1歳になる前から忙しそうにしてたのだが、今日はそれ以上に忙しそうだ。
私も使用人に連れて行かれ、最高のおめかしをされる。
すると、美しいドレスを纏ったルミニア母様が自分を抱きかかえた。
どこかに速やかに移動する。
見るともっさりとファーがついた赤いマントを羽織ったアルフレッド父様がいた。
その異常なほどの威厳に「もしや」と今置かれた状況を判断する。
クリス兄さんとエメスト兄さんも今日はいつもよりもきっちりした服を着ていた。
ルミニア母様が抱えたままバルコニーの窓が開かれた。
バルコニーから見下ろす景色にはたくさんの人が押しよせ歓喜の声をあげていた。
「フルブラント・S・セレシアン・レア・ドミニク第3王子が誕生された」
式典の最中に聞こえてきた声だ。
やはり、自分は王子だったらしい。
式典後、たくさんの有力貴族に囲まれて盛大な誕生日会を開催した。
きらびやかな人々にたくさん話しかけられたが、普通の子供だったら嫌になり泣くようなものだった。
「アルフレッド」
会場にさほど大きくもない声が聞こえた。
しかし、国王陛下であるアルフレッド父様を呼びすてにできる存在なんているのだろうか。
幼いながらも首を向けその存在を確認する。
そこには車椅子のようなものに乗った白髪の老人がいた。
するとアルフレッド父様はそれを見て、さっと私を抱きかかえると連れて行った。
そしてにこやかに私をその老人に預けた。
老人は弱い腕でしっかりと私を抱きかかえ、嬉しそうに微笑んだ。
「よい目をしている子だ」
「でしょう父上」
なんと、私の祖父だったか。
この様子だとあまり長くはなさそうだな。
少しだけ不安になる。
「おやおや、怖かったかね?」
「普段は、この程度では機嫌を悪くしたりはしないのですが…」
心配したら勘違いされたので、そんなことないよと言わんばかりにニッコリと笑って見せた。
祖父はその笑顔にとても優しく笑いかけてくれた。
しかし、今まで気にしないことにしていたけれど、私はもう40を過ぎていたおばさんなんだよな。

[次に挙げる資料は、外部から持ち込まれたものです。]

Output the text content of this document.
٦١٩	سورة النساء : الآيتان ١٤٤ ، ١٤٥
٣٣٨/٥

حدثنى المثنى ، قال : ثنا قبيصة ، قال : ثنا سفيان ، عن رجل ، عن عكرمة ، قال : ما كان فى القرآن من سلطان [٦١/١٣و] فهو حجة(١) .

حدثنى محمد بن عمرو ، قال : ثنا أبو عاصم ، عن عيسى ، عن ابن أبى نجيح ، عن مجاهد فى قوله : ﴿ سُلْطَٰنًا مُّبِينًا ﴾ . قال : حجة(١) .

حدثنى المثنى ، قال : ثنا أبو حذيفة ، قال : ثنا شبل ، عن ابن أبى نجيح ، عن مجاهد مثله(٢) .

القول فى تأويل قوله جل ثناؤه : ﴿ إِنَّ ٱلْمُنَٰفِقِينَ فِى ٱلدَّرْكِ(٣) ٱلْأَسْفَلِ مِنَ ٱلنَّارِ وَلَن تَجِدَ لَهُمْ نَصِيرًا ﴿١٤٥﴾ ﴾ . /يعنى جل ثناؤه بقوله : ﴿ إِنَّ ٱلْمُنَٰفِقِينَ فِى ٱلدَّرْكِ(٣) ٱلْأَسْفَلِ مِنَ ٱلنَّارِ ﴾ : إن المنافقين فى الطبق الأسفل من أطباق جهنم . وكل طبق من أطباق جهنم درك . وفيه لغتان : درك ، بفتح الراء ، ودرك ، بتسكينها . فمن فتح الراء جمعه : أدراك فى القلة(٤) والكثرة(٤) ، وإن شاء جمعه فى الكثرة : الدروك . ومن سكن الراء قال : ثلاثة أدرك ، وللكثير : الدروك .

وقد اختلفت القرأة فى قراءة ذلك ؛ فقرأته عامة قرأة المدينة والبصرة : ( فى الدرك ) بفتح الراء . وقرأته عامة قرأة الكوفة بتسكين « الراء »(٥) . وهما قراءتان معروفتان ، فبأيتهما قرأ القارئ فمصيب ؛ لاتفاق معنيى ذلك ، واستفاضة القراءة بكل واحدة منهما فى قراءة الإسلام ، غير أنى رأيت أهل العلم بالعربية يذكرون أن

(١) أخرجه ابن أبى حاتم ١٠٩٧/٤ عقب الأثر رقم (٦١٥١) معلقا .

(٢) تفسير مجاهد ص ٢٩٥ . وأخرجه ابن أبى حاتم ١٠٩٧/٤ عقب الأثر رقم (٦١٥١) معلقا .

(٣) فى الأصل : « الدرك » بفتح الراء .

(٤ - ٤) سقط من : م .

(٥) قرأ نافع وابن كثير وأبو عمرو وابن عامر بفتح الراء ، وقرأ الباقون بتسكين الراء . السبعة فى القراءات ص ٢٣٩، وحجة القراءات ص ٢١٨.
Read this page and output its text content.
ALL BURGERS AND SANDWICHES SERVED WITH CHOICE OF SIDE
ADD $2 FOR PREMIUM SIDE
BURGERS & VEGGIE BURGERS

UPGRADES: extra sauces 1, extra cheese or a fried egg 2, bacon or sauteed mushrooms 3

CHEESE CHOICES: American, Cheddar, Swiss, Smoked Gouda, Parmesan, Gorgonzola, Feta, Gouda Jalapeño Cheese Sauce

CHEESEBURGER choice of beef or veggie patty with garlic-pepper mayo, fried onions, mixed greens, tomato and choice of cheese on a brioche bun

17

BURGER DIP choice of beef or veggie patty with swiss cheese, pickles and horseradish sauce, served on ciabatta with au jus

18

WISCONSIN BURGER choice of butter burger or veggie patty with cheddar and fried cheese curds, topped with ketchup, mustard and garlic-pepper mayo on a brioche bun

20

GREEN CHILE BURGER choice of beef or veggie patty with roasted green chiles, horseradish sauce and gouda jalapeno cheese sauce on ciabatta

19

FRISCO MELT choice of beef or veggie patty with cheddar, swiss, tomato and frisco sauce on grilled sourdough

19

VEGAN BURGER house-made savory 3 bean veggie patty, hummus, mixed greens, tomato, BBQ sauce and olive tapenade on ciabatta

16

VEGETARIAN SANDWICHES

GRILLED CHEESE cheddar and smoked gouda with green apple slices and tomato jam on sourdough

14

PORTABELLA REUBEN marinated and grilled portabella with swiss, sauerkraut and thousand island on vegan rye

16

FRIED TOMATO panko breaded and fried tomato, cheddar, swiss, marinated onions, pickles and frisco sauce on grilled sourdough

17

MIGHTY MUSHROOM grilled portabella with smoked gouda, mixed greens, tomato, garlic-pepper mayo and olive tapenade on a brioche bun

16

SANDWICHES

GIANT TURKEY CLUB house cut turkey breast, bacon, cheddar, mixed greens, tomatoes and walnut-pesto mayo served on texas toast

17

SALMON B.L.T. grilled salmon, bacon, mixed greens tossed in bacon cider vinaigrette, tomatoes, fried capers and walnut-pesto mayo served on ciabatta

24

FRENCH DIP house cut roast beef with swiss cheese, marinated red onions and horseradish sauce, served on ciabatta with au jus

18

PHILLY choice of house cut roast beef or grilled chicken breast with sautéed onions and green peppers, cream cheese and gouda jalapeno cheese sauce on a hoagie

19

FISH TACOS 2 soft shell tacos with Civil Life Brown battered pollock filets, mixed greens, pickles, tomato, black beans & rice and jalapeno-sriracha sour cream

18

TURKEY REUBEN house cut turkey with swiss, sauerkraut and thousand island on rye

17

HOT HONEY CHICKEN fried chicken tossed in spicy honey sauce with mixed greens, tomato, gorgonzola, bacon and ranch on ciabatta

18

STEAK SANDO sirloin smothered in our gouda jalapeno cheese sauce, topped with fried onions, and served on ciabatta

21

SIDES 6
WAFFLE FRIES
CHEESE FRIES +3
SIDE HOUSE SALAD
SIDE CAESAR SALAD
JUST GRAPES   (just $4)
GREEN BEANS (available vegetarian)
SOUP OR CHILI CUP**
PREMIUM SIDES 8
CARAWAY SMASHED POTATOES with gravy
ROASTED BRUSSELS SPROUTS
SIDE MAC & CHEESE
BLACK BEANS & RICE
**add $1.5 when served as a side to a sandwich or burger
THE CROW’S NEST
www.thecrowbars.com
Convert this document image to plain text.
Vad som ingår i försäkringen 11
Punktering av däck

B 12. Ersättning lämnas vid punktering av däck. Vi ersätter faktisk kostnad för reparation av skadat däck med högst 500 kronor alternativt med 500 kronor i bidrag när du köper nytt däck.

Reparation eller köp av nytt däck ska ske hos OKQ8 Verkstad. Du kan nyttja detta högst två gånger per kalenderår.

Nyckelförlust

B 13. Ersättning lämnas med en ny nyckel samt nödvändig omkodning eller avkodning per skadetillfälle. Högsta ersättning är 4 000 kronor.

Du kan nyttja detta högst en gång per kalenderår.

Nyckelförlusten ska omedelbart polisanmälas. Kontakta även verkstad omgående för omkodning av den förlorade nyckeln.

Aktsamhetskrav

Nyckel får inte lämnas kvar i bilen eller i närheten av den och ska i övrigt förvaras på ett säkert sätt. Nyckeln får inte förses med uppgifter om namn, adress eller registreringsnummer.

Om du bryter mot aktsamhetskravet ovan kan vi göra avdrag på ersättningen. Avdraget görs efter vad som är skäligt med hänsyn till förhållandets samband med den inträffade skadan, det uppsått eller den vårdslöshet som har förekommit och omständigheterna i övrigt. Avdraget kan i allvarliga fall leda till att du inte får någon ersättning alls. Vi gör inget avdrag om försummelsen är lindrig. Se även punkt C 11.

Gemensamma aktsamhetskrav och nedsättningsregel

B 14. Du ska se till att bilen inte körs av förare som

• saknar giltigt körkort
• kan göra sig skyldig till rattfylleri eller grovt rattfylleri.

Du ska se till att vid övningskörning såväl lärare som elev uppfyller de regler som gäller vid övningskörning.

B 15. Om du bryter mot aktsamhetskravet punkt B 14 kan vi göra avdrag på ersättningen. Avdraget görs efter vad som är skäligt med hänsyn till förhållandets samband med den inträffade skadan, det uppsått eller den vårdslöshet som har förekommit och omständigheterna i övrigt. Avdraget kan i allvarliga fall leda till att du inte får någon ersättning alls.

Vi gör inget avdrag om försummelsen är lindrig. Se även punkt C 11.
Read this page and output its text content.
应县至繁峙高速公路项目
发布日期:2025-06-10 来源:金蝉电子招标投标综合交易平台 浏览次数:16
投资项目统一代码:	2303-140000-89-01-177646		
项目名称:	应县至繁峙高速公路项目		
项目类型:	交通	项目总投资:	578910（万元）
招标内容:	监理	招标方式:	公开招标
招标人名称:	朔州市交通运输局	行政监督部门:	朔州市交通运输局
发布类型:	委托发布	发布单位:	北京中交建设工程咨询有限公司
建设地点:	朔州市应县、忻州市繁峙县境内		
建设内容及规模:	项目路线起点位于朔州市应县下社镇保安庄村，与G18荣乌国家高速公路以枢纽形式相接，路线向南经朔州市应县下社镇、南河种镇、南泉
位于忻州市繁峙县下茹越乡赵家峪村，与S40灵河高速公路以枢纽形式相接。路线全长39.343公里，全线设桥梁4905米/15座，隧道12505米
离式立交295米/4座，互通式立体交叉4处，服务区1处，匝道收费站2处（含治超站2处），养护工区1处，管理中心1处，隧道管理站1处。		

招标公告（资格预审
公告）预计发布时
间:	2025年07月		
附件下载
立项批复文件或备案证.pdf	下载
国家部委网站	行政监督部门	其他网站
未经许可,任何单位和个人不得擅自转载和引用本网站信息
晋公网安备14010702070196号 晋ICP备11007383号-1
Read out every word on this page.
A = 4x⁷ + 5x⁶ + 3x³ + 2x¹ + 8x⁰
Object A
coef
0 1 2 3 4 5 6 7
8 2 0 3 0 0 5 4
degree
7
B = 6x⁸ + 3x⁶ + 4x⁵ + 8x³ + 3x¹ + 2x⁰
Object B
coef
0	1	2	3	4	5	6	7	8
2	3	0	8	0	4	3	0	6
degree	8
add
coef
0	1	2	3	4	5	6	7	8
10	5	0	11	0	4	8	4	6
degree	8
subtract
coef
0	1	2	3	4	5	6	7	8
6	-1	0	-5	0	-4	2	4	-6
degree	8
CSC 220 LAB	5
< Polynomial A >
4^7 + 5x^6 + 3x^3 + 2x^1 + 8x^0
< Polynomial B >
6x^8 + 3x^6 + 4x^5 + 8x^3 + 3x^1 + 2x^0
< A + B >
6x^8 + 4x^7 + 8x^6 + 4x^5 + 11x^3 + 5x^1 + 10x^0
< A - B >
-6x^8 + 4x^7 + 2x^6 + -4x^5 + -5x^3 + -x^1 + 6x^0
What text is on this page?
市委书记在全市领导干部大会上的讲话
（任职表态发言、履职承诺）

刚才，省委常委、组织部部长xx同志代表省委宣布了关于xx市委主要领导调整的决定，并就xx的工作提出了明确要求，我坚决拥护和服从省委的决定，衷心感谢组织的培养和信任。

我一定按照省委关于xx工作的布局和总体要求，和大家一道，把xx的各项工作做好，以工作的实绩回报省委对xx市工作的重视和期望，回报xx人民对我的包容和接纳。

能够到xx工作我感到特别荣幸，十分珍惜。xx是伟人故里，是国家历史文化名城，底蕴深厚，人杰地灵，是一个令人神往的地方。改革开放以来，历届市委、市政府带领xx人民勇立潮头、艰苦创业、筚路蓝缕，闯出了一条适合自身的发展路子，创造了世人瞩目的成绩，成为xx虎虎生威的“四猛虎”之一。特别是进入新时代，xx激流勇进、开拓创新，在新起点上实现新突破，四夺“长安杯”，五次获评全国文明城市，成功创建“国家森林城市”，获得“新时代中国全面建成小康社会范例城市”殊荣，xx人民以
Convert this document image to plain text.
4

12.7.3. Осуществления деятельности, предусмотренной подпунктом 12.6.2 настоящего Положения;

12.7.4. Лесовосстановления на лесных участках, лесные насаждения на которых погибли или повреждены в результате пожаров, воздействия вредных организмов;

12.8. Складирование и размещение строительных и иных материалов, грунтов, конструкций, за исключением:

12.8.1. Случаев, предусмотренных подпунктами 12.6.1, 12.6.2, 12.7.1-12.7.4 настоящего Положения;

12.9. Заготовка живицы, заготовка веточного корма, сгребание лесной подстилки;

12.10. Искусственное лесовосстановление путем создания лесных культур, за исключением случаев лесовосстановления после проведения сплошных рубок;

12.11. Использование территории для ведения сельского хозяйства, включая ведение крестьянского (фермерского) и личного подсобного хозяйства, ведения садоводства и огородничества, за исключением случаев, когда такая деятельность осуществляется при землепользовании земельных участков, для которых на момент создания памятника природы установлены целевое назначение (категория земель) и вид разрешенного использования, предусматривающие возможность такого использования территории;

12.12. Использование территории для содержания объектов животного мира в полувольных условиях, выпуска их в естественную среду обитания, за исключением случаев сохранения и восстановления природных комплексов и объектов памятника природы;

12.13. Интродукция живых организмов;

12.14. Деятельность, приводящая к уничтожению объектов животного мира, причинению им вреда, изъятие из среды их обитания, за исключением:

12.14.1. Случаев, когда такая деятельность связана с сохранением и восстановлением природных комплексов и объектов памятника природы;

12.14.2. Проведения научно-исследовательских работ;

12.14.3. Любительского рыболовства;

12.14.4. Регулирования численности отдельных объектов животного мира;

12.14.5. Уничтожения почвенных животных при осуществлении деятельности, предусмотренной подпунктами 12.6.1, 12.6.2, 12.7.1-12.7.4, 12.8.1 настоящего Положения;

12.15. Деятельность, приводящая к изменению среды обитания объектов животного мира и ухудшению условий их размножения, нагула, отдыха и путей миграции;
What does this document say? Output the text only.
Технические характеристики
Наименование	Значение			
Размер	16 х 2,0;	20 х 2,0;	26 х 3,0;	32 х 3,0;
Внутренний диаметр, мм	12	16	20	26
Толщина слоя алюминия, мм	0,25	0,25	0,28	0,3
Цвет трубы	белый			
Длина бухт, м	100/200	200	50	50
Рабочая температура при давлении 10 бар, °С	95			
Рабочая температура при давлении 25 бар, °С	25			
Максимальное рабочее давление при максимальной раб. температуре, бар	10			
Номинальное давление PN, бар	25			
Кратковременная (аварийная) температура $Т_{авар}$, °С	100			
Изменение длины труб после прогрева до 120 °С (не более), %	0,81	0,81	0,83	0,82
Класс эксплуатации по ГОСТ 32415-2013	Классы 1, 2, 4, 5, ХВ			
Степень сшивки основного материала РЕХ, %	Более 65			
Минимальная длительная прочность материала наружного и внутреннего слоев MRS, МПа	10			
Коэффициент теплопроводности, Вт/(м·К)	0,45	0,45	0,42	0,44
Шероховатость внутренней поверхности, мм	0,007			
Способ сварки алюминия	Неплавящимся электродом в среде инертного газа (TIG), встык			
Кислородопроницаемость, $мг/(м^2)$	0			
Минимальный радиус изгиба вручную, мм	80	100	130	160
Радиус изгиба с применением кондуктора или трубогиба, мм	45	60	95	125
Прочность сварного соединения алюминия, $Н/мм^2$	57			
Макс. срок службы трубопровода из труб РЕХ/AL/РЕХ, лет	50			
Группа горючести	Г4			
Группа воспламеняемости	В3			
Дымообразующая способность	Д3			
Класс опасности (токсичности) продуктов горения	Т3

精神年齢的にはそっちが強いものだから、無邪気に笑って見せたりお世話されたりが少し恥ずかしい。今もそれは変わらず、抱きかかえられているのも恥ずかしい。
まあ、今は赤子なのだからとわきまえる他ない。
「この子はきっと、お前の助けになるだろう」
「父上…」
何かを見極めたかのようにじっと私を見つめる祖父。
その目はどこかで見たことがあるようなそんな気がする。
賑やかだった誕生日会もお開きとなり、疲れ果てた私は父親の腕の中で眠った。